(Billet 312) – Le Maroc n’oublie pas les migrants Subsahariens sur son sol
Dans la Peste, Albert Camus disait ceci : « Au milieu des fléaux, il y a dans les hommes plus de choses à admirer que de choses à mépriser ». L’exceptionnelle gestion publique de la pandémie du Covid-19 le montre et l’extraordinaire élan de solidarité dont font preuve les Marocains le confirme. Soutiens personnalisés, organisation de cagnottes, distribution de paniers, collecte d’aides financières directes… les Marocains aident les Marocains et font face à l’adversité, mais il ne faut pas oublier nos hôtes…

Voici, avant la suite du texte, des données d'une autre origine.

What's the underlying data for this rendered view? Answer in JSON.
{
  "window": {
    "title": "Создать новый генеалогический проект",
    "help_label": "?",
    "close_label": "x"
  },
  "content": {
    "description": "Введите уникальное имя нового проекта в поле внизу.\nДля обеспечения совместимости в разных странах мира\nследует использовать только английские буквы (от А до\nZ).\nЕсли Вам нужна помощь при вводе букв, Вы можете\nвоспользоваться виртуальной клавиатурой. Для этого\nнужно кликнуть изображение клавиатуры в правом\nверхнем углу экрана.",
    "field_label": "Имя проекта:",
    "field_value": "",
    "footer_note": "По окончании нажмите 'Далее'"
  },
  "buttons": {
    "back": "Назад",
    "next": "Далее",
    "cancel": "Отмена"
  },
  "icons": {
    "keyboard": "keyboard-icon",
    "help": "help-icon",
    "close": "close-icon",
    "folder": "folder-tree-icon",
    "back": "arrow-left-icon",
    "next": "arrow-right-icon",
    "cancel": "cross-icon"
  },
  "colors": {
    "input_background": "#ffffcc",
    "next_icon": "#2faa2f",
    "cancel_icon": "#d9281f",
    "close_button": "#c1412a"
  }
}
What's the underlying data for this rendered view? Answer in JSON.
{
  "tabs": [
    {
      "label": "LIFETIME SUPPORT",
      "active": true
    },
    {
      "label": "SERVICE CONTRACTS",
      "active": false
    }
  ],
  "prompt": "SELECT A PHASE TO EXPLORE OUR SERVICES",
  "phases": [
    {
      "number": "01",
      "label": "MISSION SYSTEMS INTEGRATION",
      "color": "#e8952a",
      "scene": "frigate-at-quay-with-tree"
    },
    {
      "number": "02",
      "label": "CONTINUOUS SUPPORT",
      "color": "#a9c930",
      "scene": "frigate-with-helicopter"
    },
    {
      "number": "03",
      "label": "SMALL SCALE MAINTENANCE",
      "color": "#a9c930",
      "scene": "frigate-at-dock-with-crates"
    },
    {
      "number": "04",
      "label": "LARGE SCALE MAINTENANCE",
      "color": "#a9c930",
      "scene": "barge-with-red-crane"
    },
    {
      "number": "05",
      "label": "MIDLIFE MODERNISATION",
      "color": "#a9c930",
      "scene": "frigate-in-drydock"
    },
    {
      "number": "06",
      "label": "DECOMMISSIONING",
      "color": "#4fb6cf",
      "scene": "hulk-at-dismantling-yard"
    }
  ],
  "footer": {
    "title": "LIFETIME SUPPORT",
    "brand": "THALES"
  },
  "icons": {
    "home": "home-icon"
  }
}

Nos hôtes continentaux… Ils ne sont pas Ramedistes, ils ne sont pas informels... ils ne sont même pas Marocains, mais ils sont humains, Subsahariens vivant à Mohammedia, ayant choisi notre pays et se trouvant en situation plus que précaire en ces temps de Covid-19. Certains se sont organisés en associations, légalement constituées et reconnues par les autorités marocaines, d’autres non. Tous, ou presque, vivent des drames qui peuvent d’un instant à l’autre basculer en tragédies.
Les migrants subsahariens sur notre sol vivent le plus souvent d’expédients, de petits boulots ou de la générosité de la population, ou encore de maigres subsides que leur envoient les leurs restés au pays. Le Covid-19 a tout arrêté, mais les besoins physiologiques, et aussi psychologiques, ne s’arrêtent pas, eux… Ces migrants ont besoin de manger, de se soigner, et ils ont aussi cruellement besoin de se savoir protégés, acceptés, appréciés… en un mot respectés.
« C’est bon d’être de retour dans sa maison », disait en substance le roi Mohammed VI avec émotion ce 30 janvier 2017, lors de son désormais fameux discours de retour au sein des instances africaines. C’est bon de se retrouver chez soi… et tant d’Africains sont au Maroc où la majorité d’entre eux se sentent chez eux. Ils sont en droit moral d’attendre une assistance, nous sommes dans le devoir humain de leur répondre par des actions.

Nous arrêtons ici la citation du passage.